Зеленые глаза его дочери почти вплотную смотрели на него.

– Тогда мне придется подождать, когда мне исполнится двадцать один! – ответила она, стараясь говорить максимально правильно. Хотя она и сутулилась, ее подбородок был вызывающе задран кверху. Даже если бы она кричала на него, как уличная торговка, она бы следила за произношением, это стало ее второй натурой, словно она отбросила всю свою прошлую жизнь, как грязный носовой платок. – Осталось всего два года. Я вполне могу подождать. И тогда мне не понадобится твое разрешение.

– Ты никогда не получишь моего благословения! Слова, вырвавшиеся в гневе, больно задели его самого.

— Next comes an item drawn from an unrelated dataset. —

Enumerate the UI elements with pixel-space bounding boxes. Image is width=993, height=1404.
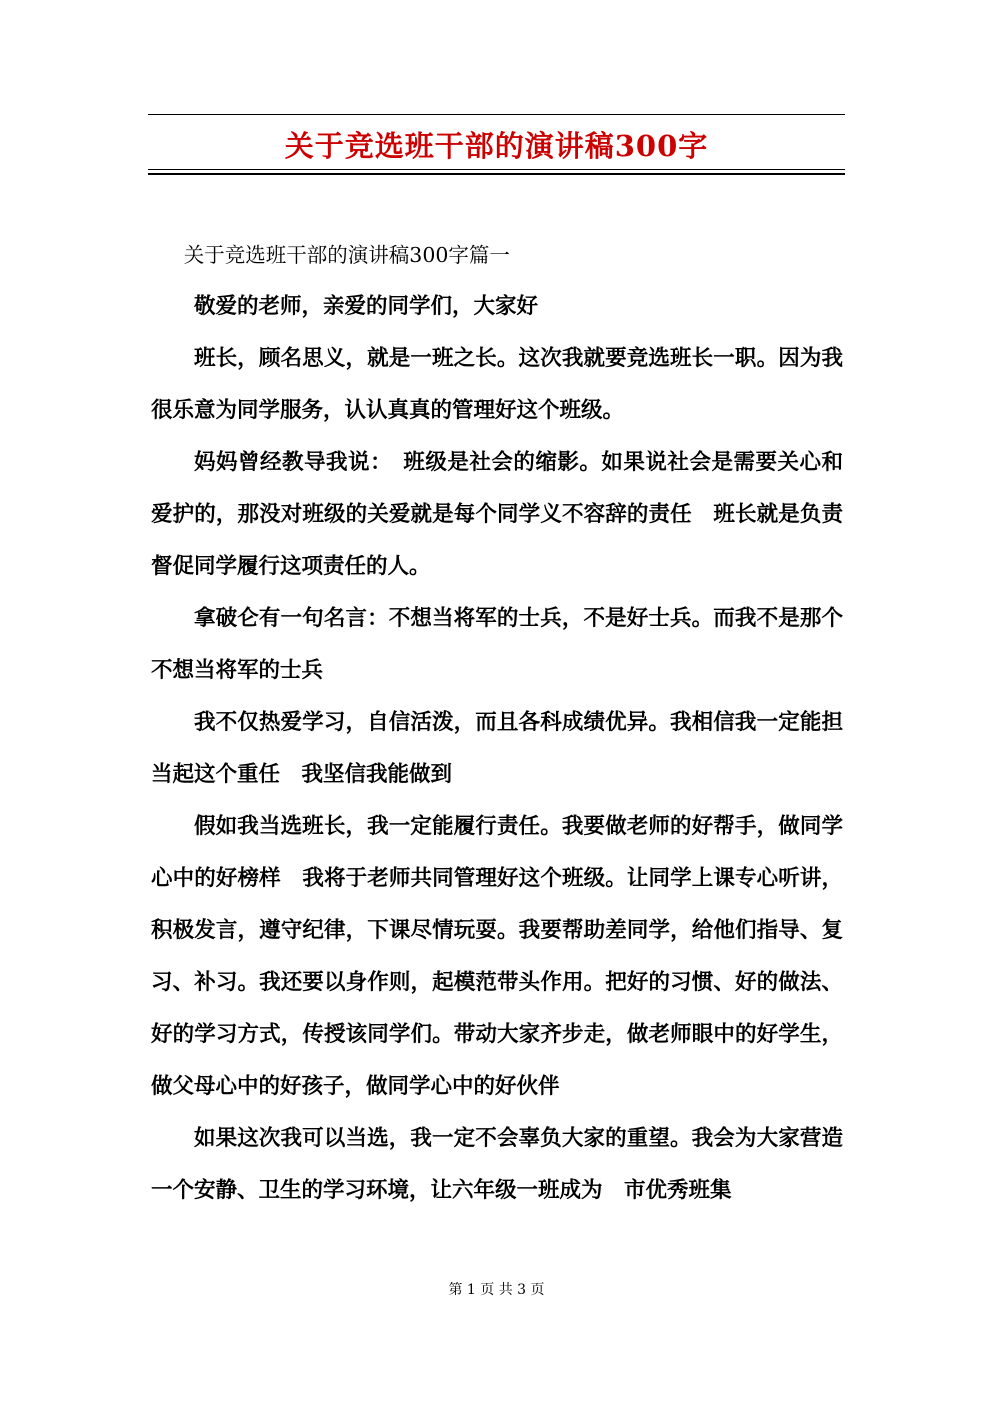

Это звучало так, будто он больше не признает ее своей дочерью. Он не собирался говорить этого. Он любил ее, очень любил. Перекошенное от бешенства лицо Летиции поплыло перед его наполнившимися слезами глазами. Он заплакал, слезы потекли по щекам.

– Господи, прости меня за эти слова!

Он обнял Летти. Инстинктивно она тоже обхватила его. Но ее глаза были сухи. Его слова высушили их. Эти слова останутся с ней навсегда. Она не может винить его. Их сказал испуганный мужчина, которого состарило горе, хотя он и не был стар.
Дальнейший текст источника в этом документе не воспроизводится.